His election was somewhat of a surprise to outsiders, who expected that the Church might choose a younger man.
He will take the papal name of Francis.
Bergoglio, a Jesuit, is a member of the Church's conservative wing, but he is also known as a practical, Mr. Fixit type of administrator who did good work modernizing and revamping the Church's structure in Argentina.Apparently he finished second in the 2005 conclave that elected Pope Benedict.
Epect no changes on the church;s stance on abortion, same-sex marriage, and contraception. In 2010 he asserted that gay adoption is a form of discrimination against children, briniging him a public rebuke from Argentina's President, Cristina Fernández de Kirchner.
He’s also known as down-to-earth, living in an apartment instead of the more lavish living quarters designated for a Cardinal,rejecting a chauffeured limousine and taking public transportation public transportation instead, something that will probably cease now that he's Pope. He also reportedly made a fetish of cooking his own meals.
One clue to how Pope Francis will conduct himself - In the past, Cardinal Bergoglio has been outspoken about his belief that there is an “unjust distribution of goods.”

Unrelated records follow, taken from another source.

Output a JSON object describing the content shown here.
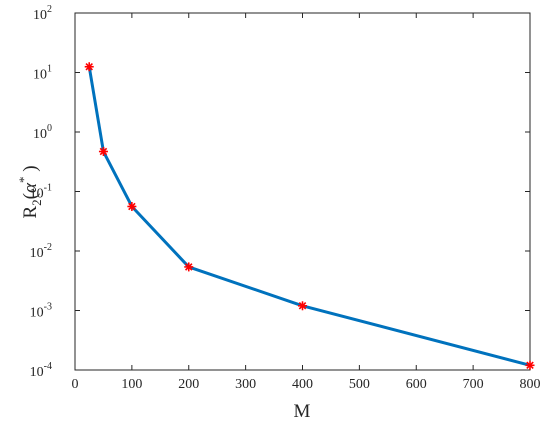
{
  "chart_data": {
    "type": "line",
    "title": "",
    "xlabel": "M",
    "ylabel": {
      "base": "R",
      "subscript": "2",
      "open": "(",
      "symbol": "α",
      "superscript": "*",
      "close": " )"
    },
    "x": [
      25,
      50,
      100,
      200,
      400,
      800
    ],
    "y": [
      12.5,
      0.47,
      0.056,
      0.0054,
      0.0012,
      0.00012
    ],
    "xlim": [
      0,
      800
    ],
    "ylim": [
      0.0001,
      100
    ],
    "yscale": "log",
    "xticks": [
      0,
      100,
      200,
      300,
      400,
      500,
      600,
      700,
      800
    ],
    "yticks": [
      {
        "value": 0.0001,
        "base": "10",
        "exp": "-4"
      },
      {
        "value": 0.001,
        "base": "10",
        "exp": "-3"
      },
      {
        "value": 0.01,
        "base": "10",
        "exp": "-2"
      },
      {
        "value": 0.1,
        "base": "10",
        "exp": "-1"
      },
      {
        "value": 1,
        "base": "10",
        "exp": "0"
      },
      {
        "value": 10,
        "base": "10",
        "exp": "1"
      },
      {
        "value": 100,
        "base": "10",
        "exp": "2"
      }
    ],
    "grid": false,
    "line_color": "#0072BD",
    "marker": "asterisk",
    "marker_color": "#FF0000",
    "axis_color": "#262626"
  }
}
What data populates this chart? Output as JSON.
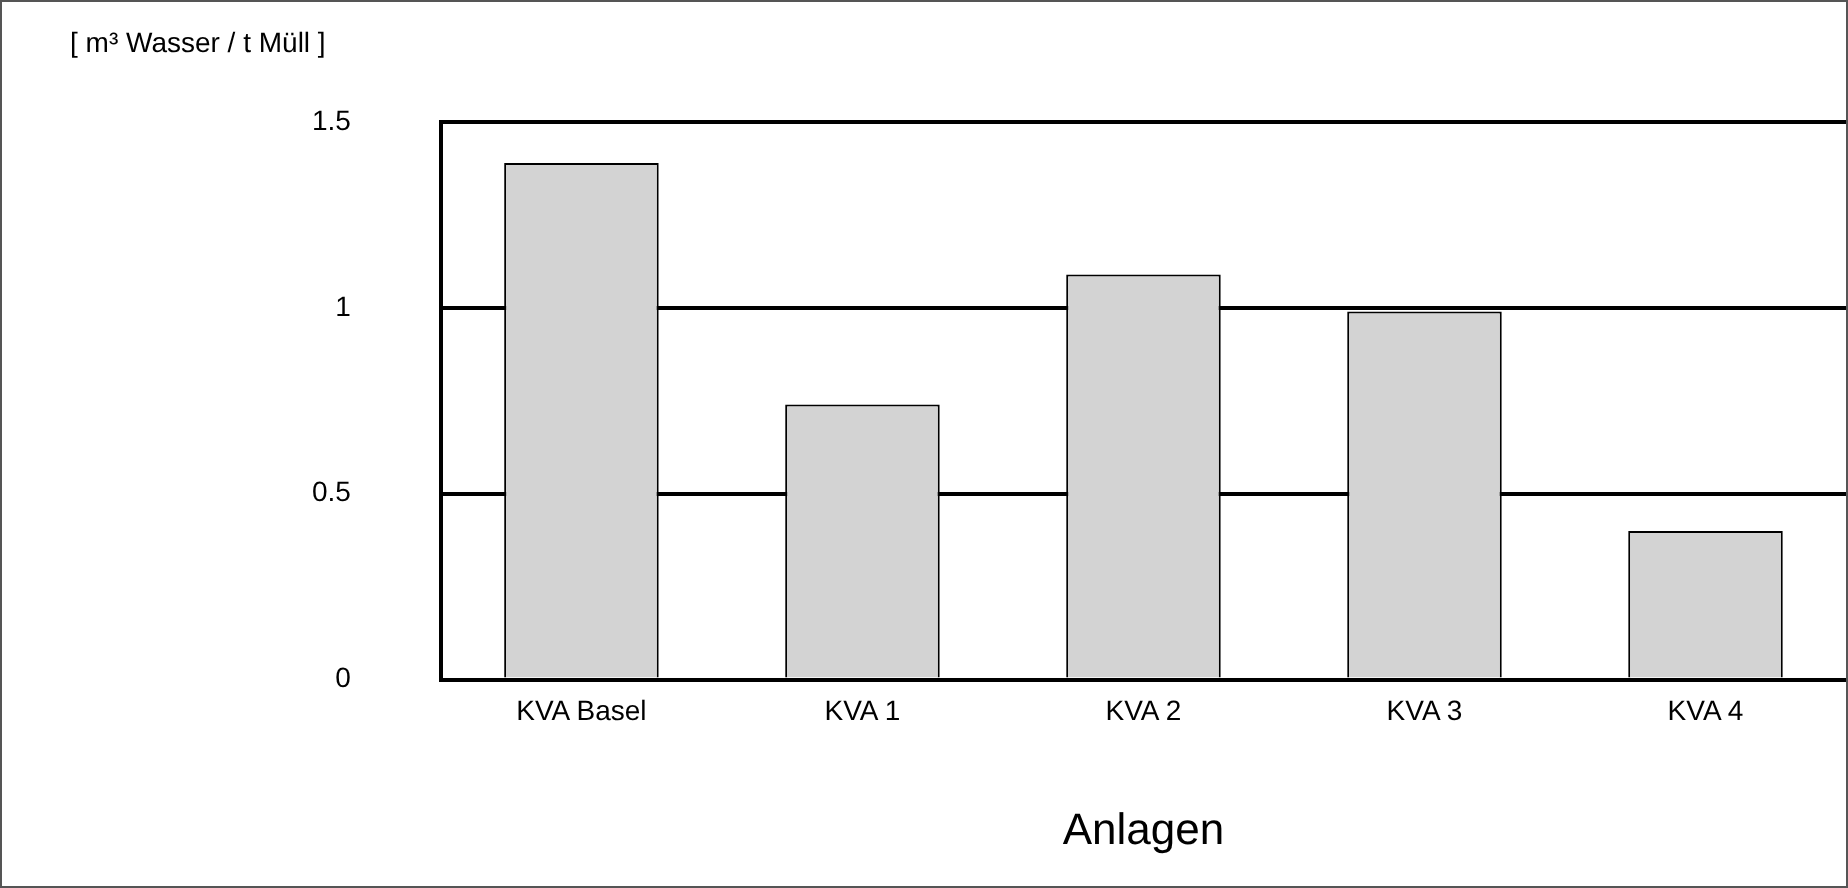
{
  "chart_data": {
    "type": "bar",
    "ylabel": "[ m³ Wasser / t Müll ]",
    "xlabel": "Anlagen",
    "categories": [
      "KVA Basel",
      "KVA 1",
      "KVA 2",
      "KVA 3",
      "KVA 4"
    ],
    "values": [
      1.39,
      0.74,
      1.09,
      0.99,
      0.4
    ],
    "color": "#d3d3d3",
    "ylim": [
      0,
      1.5
    ],
    "yticks": [
      0,
      0.5,
      1,
      1.5
    ],
    "grid": "y",
    "legend": false
  }
}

In 2007, he said, “We live in the most unequal part of the world, which has grown the most yet reduced misery the least. The unjust distribution of goods persists, creating a situation of social sin that cries out to Heaven and limits the possibilities of a fuller life for so many of our brothers.”

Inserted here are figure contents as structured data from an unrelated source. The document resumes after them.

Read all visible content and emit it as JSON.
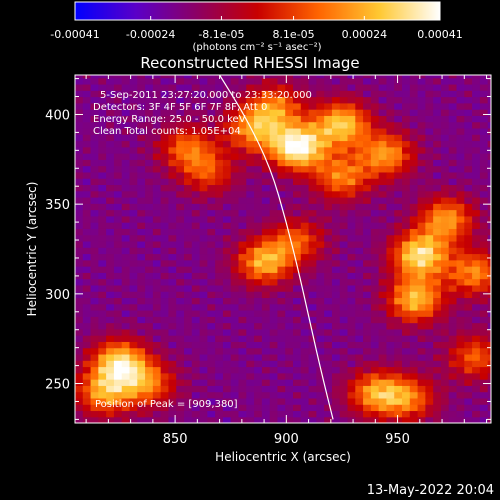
{
  "chart_data": {
    "type": "heatmap",
    "title": "Reconstructed RHESSI Image",
    "xlabel": "Heliocentric X (arcsec)",
    "ylabel": "Heliocentric Y (arcsec)",
    "xlim": [
      805,
      992
    ],
    "ylim": [
      228,
      422
    ],
    "xticks": [
      "850",
      "900",
      "950"
    ],
    "xtick_values": [
      850,
      900,
      950
    ],
    "yticks": [
      "250",
      "300",
      "350",
      "400"
    ],
    "ytick_values": [
      250,
      300,
      350,
      400
    ],
    "colorbar": {
      "min": -0.00041,
      "max": 0.00041,
      "tick_labels": [
        "-0.00041",
        "-0.00024",
        "-8.1e-05",
        "8.1e-05",
        "0.00024",
        "0.00041"
      ],
      "tick_values": [
        -0.00041,
        -0.00024,
        -8.1e-05,
        8.1e-05,
        0.00024,
        0.00041
      ],
      "units_label": "(photons cm⁻² s⁻¹ asec⁻²)",
      "colors": [
        "#0000ff",
        "#5a00c8",
        "#8c0064",
        "#c80000",
        "#ff6400",
        "#ffc832",
        "#ffffff"
      ]
    },
    "annotations": {
      "time": "5-Sep-2011 23:27:20.000 to 23:33:20.000",
      "detectors": "Detectors: 3F 4F 5F 6F 7F 8F, Att 0",
      "energy": "Energy Range: 25.0 - 50.0 keV",
      "clean": "Clean     Total counts: 1.05E+04",
      "peak": "Position of Peak = [909,380]"
    },
    "sources": [
      {
        "x": 905,
        "y": 382,
        "amplitude": 0.00041
      },
      {
        "x": 925,
        "y": 395,
        "amplitude": 0.00028
      },
      {
        "x": 885,
        "y": 392,
        "amplitude": 0.00018
      },
      {
        "x": 895,
        "y": 405,
        "amplitude": 0.00014
      },
      {
        "x": 960,
        "y": 322,
        "amplitude": 0.00033
      },
      {
        "x": 958,
        "y": 297,
        "amplitude": 0.00026
      },
      {
        "x": 972,
        "y": 342,
        "amplitude": 0.0002
      },
      {
        "x": 985,
        "y": 312,
        "amplitude": 0.00018
      },
      {
        "x": 925,
        "y": 365,
        "amplitude": 0.00016
      },
      {
        "x": 945,
        "y": 378,
        "amplitude": 0.0002
      },
      {
        "x": 890,
        "y": 318,
        "amplitude": 0.00024
      },
      {
        "x": 905,
        "y": 330,
        "amplitude": 0.0001
      },
      {
        "x": 825,
        "y": 262,
        "amplitude": 0.0003
      },
      {
        "x": 818,
        "y": 245,
        "amplitude": 0.0002
      },
      {
        "x": 838,
        "y": 250,
        "amplitude": 0.00014
      },
      {
        "x": 940,
        "y": 245,
        "amplitude": 0.0002
      },
      {
        "x": 955,
        "y": 242,
        "amplitude": 0.00014
      },
      {
        "x": 985,
        "y": 265,
        "amplitude": 0.00012
      },
      {
        "x": 855,
        "y": 382,
        "amplitude": 0.00012
      },
      {
        "x": 865,
        "y": 368,
        "amplitude": 8e-05
      }
    ],
    "background": -0.000175,
    "limb_curve": [
      [
        870,
        422
      ],
      [
        882,
        398
      ],
      [
        893,
        370
      ],
      [
        900,
        340
      ],
      [
        906,
        310
      ],
      [
        911,
        282
      ],
      [
        916,
        255
      ],
      [
        921,
        230
      ]
    ]
  },
  "footer": {
    "timestamp": "13-May-2022 20:04"
  }
}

You can probably expect him to be much more oriented towards growing the Church in Asia, Africa and Latin America than Benedict or his predecessors were.
There's no clue how he is going to handle the challenges to the Church from radical Islam, or whether he will re-establish the church's relationship with Jews, something damaged gravely by Benedict.
Also, I note that at 76, Pope Francis is only two years younger that Cardinal Ratzinger was when he became Pope Benedict. I have a suspicion that he may be something of an interim figure, a good administrator who will reform the Church's bureaucracy, be a good steward and be, possibly, a kingmaker for the next Pope.